SCUBA DIVING NEWS       ::       SCUBALINX       ::       SCUBA POLL       ::       CYBER DIVER       ::       J DIVER       ::       IN-DEPTH       ::       SCUBA SEARCH

Scuba Forum, Scuba Board, Scuba Message BoardScuba Forum - The Scuba Board for Serious DiversScuba Forum :: ForumsScuba Forum :: SearchScuba Forum :: RegisterScuba Forum :: FAQScuba Forum :: RulesScuba Forum :: Recent Posts



Wave Dancer, tsunami and comparison...

Lee Chamberlain - Rescue Diver/Environmental Sciences
February 3, 2005 at 20:40:33

First of all I do not know Mrs. Mars, but unlike some whom have criticism of the victims and their "choice" which to my way of thinking clouds the issues. I do not know Ian either, not going to state anything but fact. Comparisons of grief endured and choices is irrelevant. What the relevant issue is that people died and it appears that some profited at the pain and sorrow of families.

In my research of the "Wave Dancer" incident, I looked beyond CDNN, the Richmond Times Dispatch and Channel 5 and others. I found an obscure website that detailed a cruise on the boat in question and found it lacked both in Skippering and in maintainence. Being a sailor with some 30 years experience and a diver for almost as many, both recreationally and in my vocation, customers cannot overide a commanders decisions, no more than a marine in the field.

The bottom line is that there are relevant issues of judgment on the part of the dive operation as to 1) the fitness of the boat to begin with, 2) the ability of the captain to make a call. As to shelter, when my boat is out she is my responsibility, mine alone. It is not unusual to weigh anchor and head to shore, and there were decisions made concerning the operation both from the management and from the boat's command structure.

Bottom line, weather faxes, communications and calls were made. In one of the articles there is mention of radios being turned off and decisions to hold passengers in a category four hurricane. Logic: Severe storm get back to port. The storm did not turn--read the stats at NOAA.  The Capital City was available, a captain in the final analysis never hazards his boat, always seeks shelter, well that responsibility begins with setting lines, evacuation of passenger and crews to shore and inland. The loss of any life, whether we like them or not, whether they are rich or poor is to us all a loss, divers or tourists.

In the case of the Tsunami there was no warning, in the case of Hurricane Iris there were warnings and it is up to each of us to decide whether we want to believe that someone put the command of his craft to a democratic process or was instructed to hold the passengers on board. No skipper allows his charge to remain at risk, no skipper would put a guest or crewman in peril knowingly. The 20 divers who died from Richmond Virginia and Baltimore were people and divers.

In a dive we calculate depth and bottom time, a command desion is never a vote, its a responsibility. The obligation of an operator is the safety of passenger over profit.  The questions that arise from reports of cell phone calls and the subsequent revelations about the operations bear a lot of thought. The Bottom line is that the people who died then and now were in fact human beings and conscience demands we remember that and do whatever it takes to insure that never happens again.

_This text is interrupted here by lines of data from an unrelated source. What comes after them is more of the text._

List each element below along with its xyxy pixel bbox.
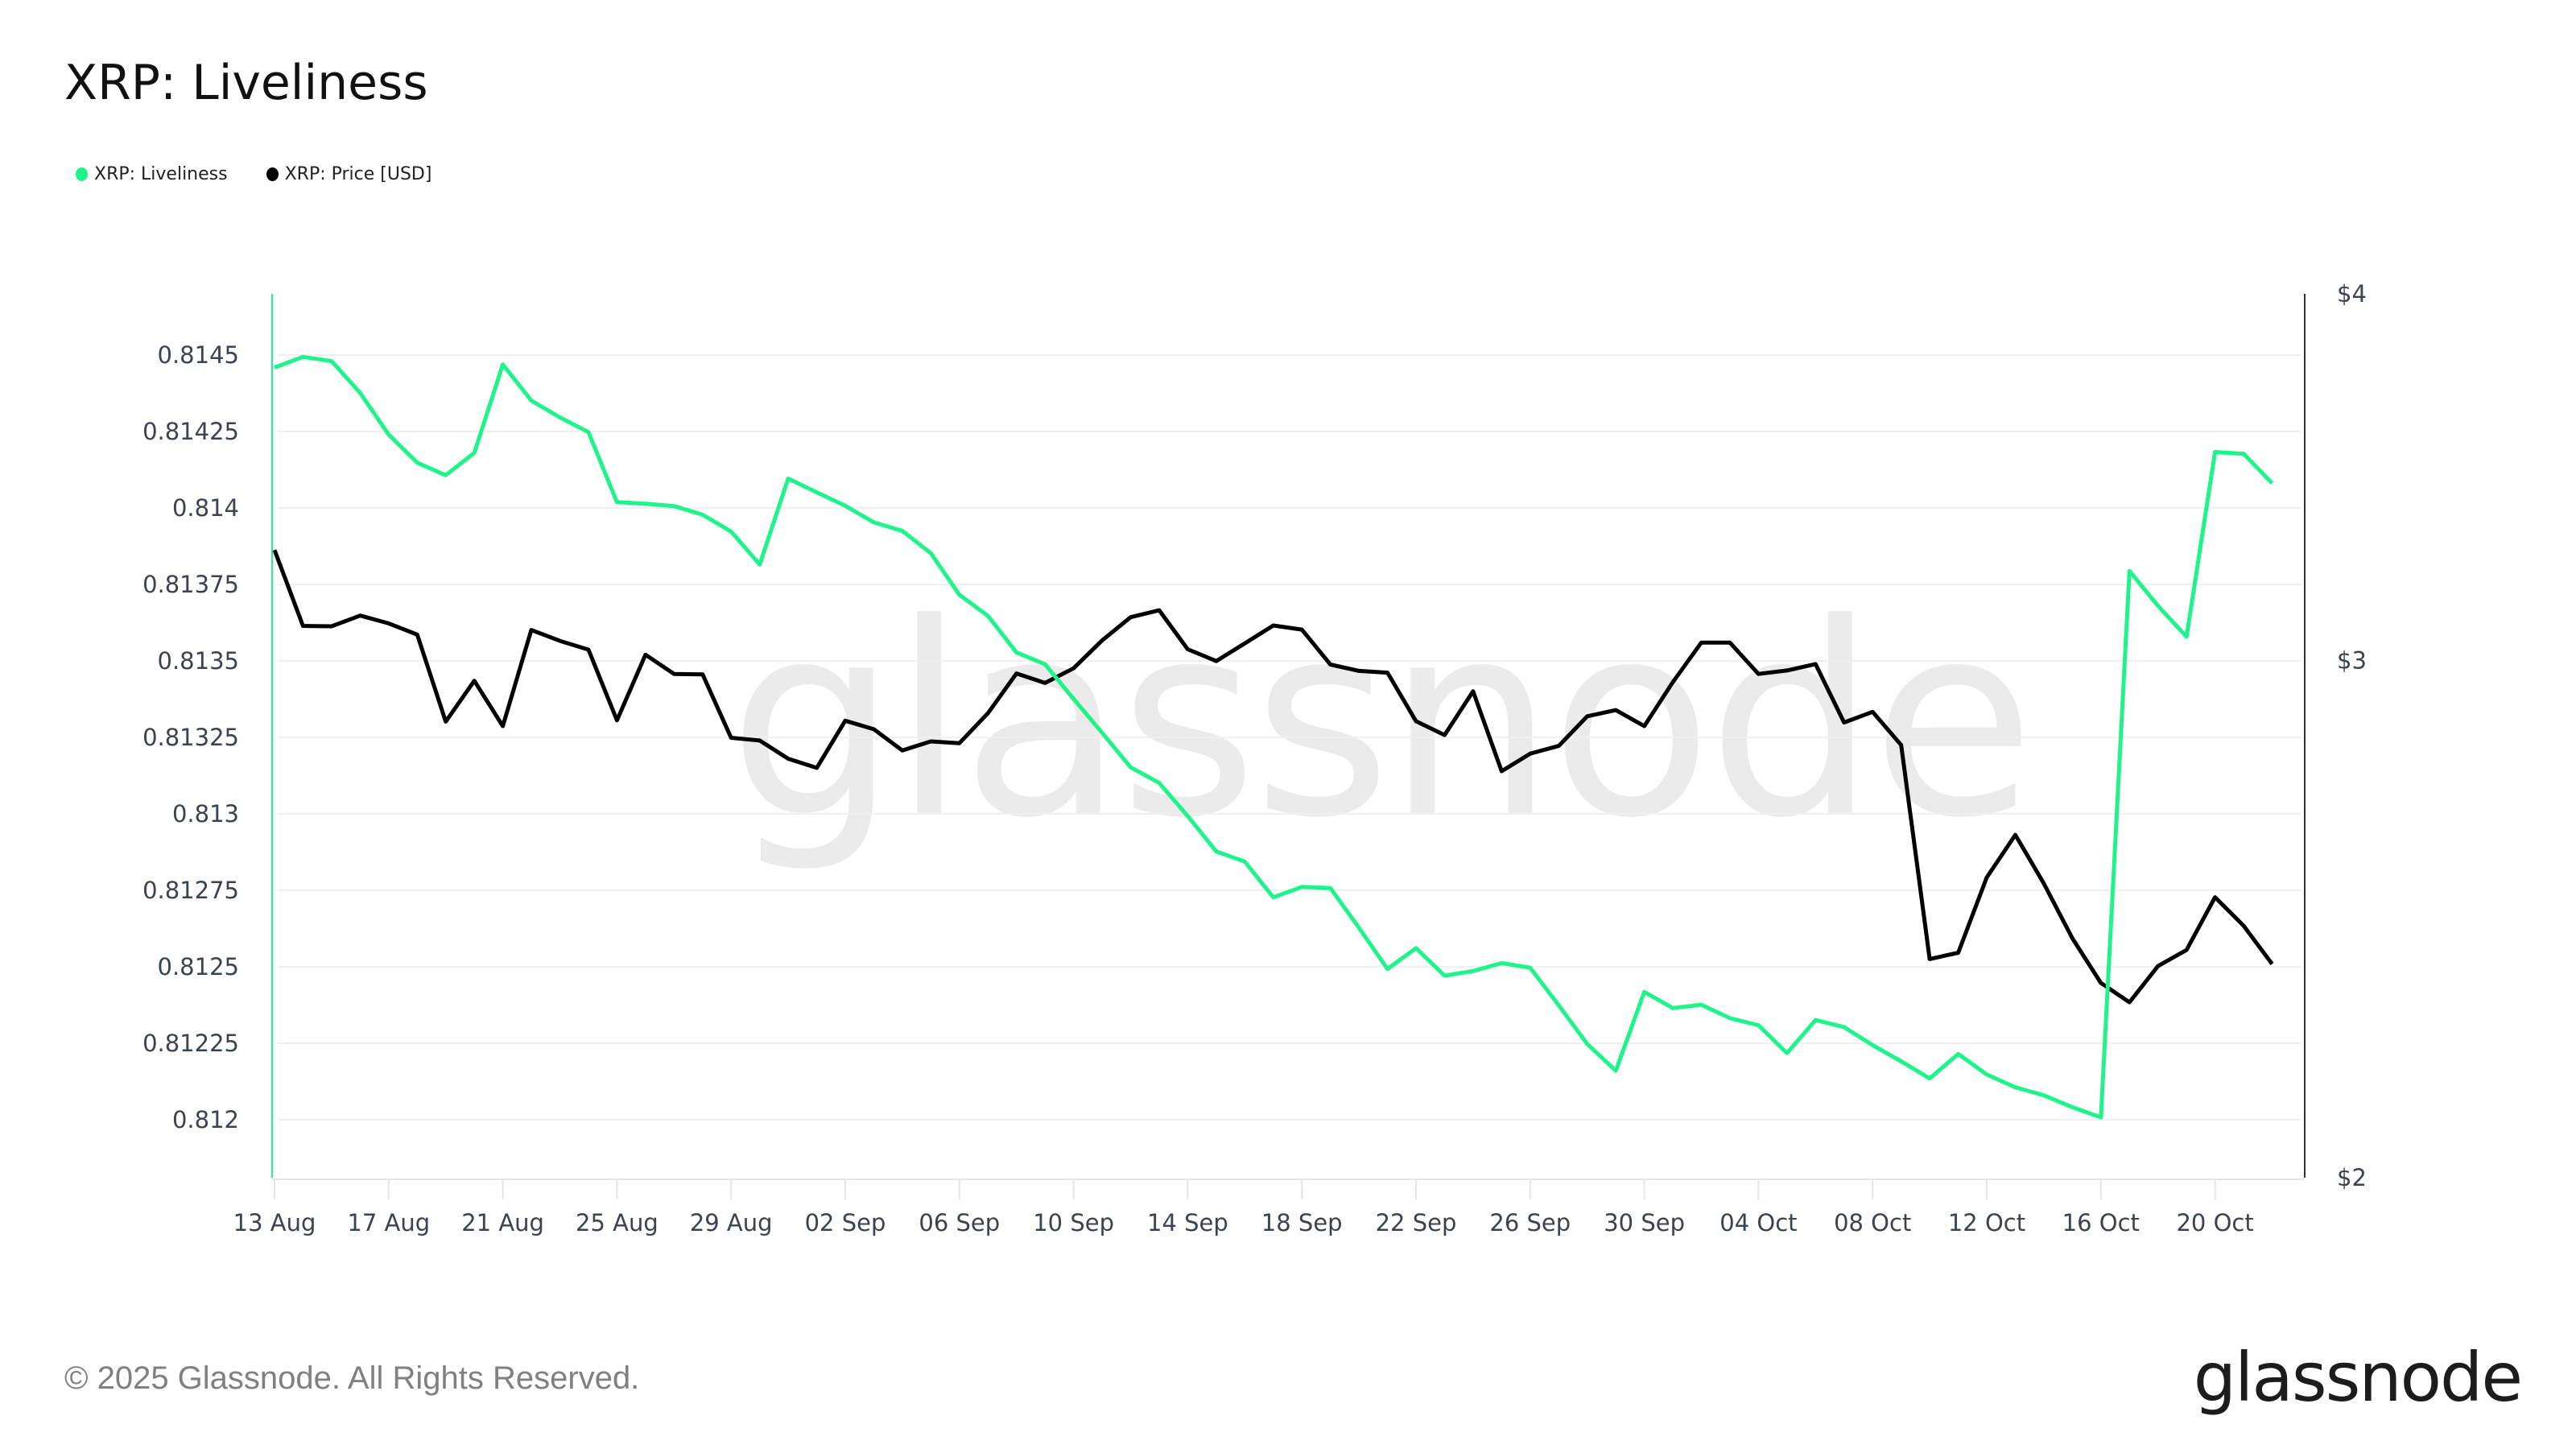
legend-item-liveliness[interactable]: XRP: Liveliness xyxy=(76,164,228,184)
copyright-text: © 2025 Glassnode. All Rights Reserved. xyxy=(64,1360,640,1396)
x-tick-label: 25 Aug xyxy=(576,1209,658,1236)
x-tick-label: 26 Sep xyxy=(1489,1209,1571,1236)
y-axis-right: $4 $3 $2 xyxy=(2337,280,2367,1191)
x-tick-label: 29 Aug xyxy=(690,1209,773,1236)
x-tick-label: 21 Aug xyxy=(461,1209,544,1236)
chart-title: XRP: Liveliness xyxy=(64,55,428,111)
x-tick-label: 12 Oct xyxy=(1948,1209,2025,1236)
price-line[interactable] xyxy=(272,549,2274,1005)
x-tick-label: 16 Oct xyxy=(2062,1209,2140,1236)
y-left-tick-label: 0.812 xyxy=(172,1106,239,1133)
x-tick-label: 02 Sep xyxy=(805,1209,886,1236)
watermark: glassnode xyxy=(729,567,2030,876)
legend-dot-price-icon xyxy=(266,167,279,181)
x-tick-label: 18 Sep xyxy=(1261,1209,1343,1236)
glassnode-logo: glassnode xyxy=(2193,1338,2523,1417)
y-left-tick-label: 0.8135 xyxy=(158,647,239,675)
y-right-tick-label: $3 xyxy=(2337,647,2367,675)
y-axis-left: 0.8145 0.81425 0.814 0.81375 0.8135 0.81325 0.… xyxy=(142,341,239,1133)
x-tick-label: 06 Sep xyxy=(919,1209,1000,1236)
legend-item-price[interactable]: XRP: Price [USD] xyxy=(266,164,432,184)
legend-dot-liveliness-icon xyxy=(76,167,88,181)
y-left-tick-label: 0.814 xyxy=(172,494,239,522)
legend-label-liveliness: XRP: Liveliness xyxy=(94,164,228,184)
gridlines xyxy=(278,354,2301,1121)
x-tick-label: 13 Aug xyxy=(233,1209,316,1236)
x-tick-label: 04 Oct xyxy=(1719,1209,1797,1236)
y-right-tick-label: $4 xyxy=(2337,280,2367,308)
y-left-tick-label: 0.813 xyxy=(172,800,239,828)
x-axis: 13 Aug 17 Aug 21 Aug 25 Aug 29 Aug 02 Sep 06 S… xyxy=(233,1180,2254,1236)
x-tick-label: 14 Sep xyxy=(1147,1209,1228,1236)
y-left-tick-label: 0.81225 xyxy=(142,1030,239,1057)
y-left-tick-label: 0.8145 xyxy=(158,341,239,369)
y-left-tick-label: 0.81325 xyxy=(142,724,239,751)
y-left-tick-label: 0.81375 xyxy=(142,571,239,598)
legend: XRP: Liveliness XRP: Price [USD] xyxy=(76,164,431,184)
x-tick-label: 20 Oct xyxy=(2176,1209,2253,1236)
x-tick-label: 22 Sep xyxy=(1376,1209,1457,1236)
y-right-tick-label: $2 xyxy=(2337,1164,2367,1191)
y-left-tick-label: 0.8125 xyxy=(158,953,239,980)
x-tick-label: 17 Aug xyxy=(347,1209,430,1236)
liveliness-line[interactable] xyxy=(274,354,2274,1120)
x-tick-label: 10 Sep xyxy=(1033,1209,1114,1236)
y-left-tick-label: 0.81275 xyxy=(142,877,239,904)
legend-label-price: XRP: Price [USD] xyxy=(284,164,432,184)
y-left-tick-label: 0.81425 xyxy=(142,418,239,445)
x-tick-label: 30 Sep xyxy=(1604,1209,1685,1236)
x-tick-label: 08 Oct xyxy=(1834,1209,1911,1236)
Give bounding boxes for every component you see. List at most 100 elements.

For the Wave Dancer the responsibility is one that should be examined and direct actions taken. Cheryl Lightbound was one of those divers, so were the Johnsons, and others. The horror of survival is one thing, the pain of living with loss is something we all live with each day of our lives. The courts someday may ask the right questions, the right course might be taken. But I no more believe that advance notice was not available to the Command of that boat than I would believe I can pick up my own house.  Responsible Command is not easy, but there is a lack in the facts that are available to us all that will show there was more wrong than just a little wrong.

To Mrs. Mars, and the others you have our profound sympathy as do the families of the victims of the tsunami.  As divers we should expect answers to those we entrust with our lives and those of our families. I believe Ms. Luk and the reports of the calls, as I believe that had someone tried more to think of their charge as opposed to that one more day of operating costs. I am certain that had someone looked at the approaching hurricane and subsequent events there may be 20 more of us to offer condolences.

It is not my intent to create animosity, but I think the time has come for each of us to demand answers other than to hear canned spin about the decision being placed in a vote.  Such is not command--its ineptitude.